The easiest way to alleviate poverty around the world is creating access to affordable, reliable energy. With cheap, abundant electricity to cook, heat and light homes, and provide new economic opportunities, the third world could experience the same prosperity and opportunity as the Western world.

Some will argue that, as upsetting as energy poverty may be, we have to do something about climate change. This is wrong for two reasons.

First, despite ubiquitous headlines proclaiming our impending doom, there’s simply no scientific evidence to suggest that climate change will be anything other than mild and manageable. Thanks to scientific advances (ironically fueled by the very same fossil fuels so often vilified in the media), humans are more resilient than ever to our surroundings.

Second, no government program can ultimately have any meaningful effect on climate change. According to data models used by the United Nations, even the global Paris Climate Accord would reduce the planet’s average temperature by at most 0.17°C—if the United States was still participating and every signatory fulfilled its emission reduction pledges for the rest of the century. With the European Union recently admitting it won’t reach its 2030 carbon dioxide targets, the odds are increasingly slim.

Rather than expend massive sums of tax dollars on inefficient, unreliable renewable energy, the best path forward is to promote human health, prosperity, and continued private-sector innovation to address the many challenges we face.

Here’s hoping 2020 will see Western society cast off the heavy burden of climate alarmism and focus instead on eliminating energy poverty—providing light, warmth, and hope to suffering people.


  1. Bob Greene · December 20, 2019

    A sure sign of wealth is that you really don’t care what energy costs.


    • Ron Clutz · December 20, 2019

      Bob, I recently learned from Michael Kelly how the World Bank defines “middle class” :

      The whole of Figure 7 can be explained quantitatively if one assumes that a middle class person (living in a high rise building with running water and electricity, without any mention of personal mobility – the World Bank definition of middle class existence – uses between three and four times the amount of energy per day as a poor person in a rural hovel or urban slum.

      From <strong>Kelly’s Climate Clarity


      • Bob Greene · December 21, 2019

        I meet one of the criteria above for being poor. And since I don’t live in a high rise and consider transportation I might not be middle class. Does that make me rich?

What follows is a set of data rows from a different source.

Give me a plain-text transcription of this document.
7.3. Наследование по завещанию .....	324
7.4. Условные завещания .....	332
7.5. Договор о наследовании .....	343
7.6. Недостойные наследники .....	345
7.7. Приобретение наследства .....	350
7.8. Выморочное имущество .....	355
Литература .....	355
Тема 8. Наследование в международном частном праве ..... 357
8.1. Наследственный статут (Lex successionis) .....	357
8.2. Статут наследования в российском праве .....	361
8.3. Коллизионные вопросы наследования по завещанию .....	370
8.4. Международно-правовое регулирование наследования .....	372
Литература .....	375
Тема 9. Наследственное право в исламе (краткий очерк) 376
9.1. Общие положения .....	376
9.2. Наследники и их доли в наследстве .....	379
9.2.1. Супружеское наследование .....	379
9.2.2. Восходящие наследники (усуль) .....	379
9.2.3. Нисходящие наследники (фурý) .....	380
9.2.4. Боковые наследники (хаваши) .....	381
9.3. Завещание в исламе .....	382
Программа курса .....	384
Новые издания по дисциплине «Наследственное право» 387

        That was a facetious question, but an abundant and available supply or relatively inexpensive energy can significantly affect your “wealth” rating.

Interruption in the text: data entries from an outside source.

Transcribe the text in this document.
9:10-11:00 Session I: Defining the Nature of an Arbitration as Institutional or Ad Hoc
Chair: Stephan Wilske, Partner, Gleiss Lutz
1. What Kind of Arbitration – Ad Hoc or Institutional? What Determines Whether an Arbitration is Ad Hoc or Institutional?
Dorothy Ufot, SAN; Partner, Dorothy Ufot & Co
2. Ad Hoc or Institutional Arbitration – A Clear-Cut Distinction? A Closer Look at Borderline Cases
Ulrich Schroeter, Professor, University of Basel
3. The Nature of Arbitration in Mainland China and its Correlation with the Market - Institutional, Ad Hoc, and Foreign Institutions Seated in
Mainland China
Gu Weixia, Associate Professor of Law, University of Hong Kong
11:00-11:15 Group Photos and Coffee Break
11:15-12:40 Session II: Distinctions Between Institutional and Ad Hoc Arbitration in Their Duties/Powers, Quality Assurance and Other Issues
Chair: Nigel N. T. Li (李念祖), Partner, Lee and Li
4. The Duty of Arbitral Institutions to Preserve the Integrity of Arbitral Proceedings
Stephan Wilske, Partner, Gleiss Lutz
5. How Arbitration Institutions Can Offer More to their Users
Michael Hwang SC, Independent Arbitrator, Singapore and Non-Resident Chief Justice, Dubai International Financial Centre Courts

  2. Hifast · December 21, 2019

    Reblogged this on Climate Collections.


  3. oiltranslator · December 21, 2019

    I believe it was 1980 at a Nuclear Safety “Advisory” bureaucracy meeting in Austin Texas, that a hippie in sandals brought in photocopies of graphs or life expectancy v. income and income v. access to energy from scientific publications, then argued from the chain rule that Work from energy enables working for a living, and that the graphs couldn’t help showing that the freedom to produce and buy energy therefore raises the standard of living one can earn, and hence increases the expectancy of a life worth living. What is it about government schools that leaves people incapable of comprehending facts unmysterious to privately educated citizens of Woodstock Nation?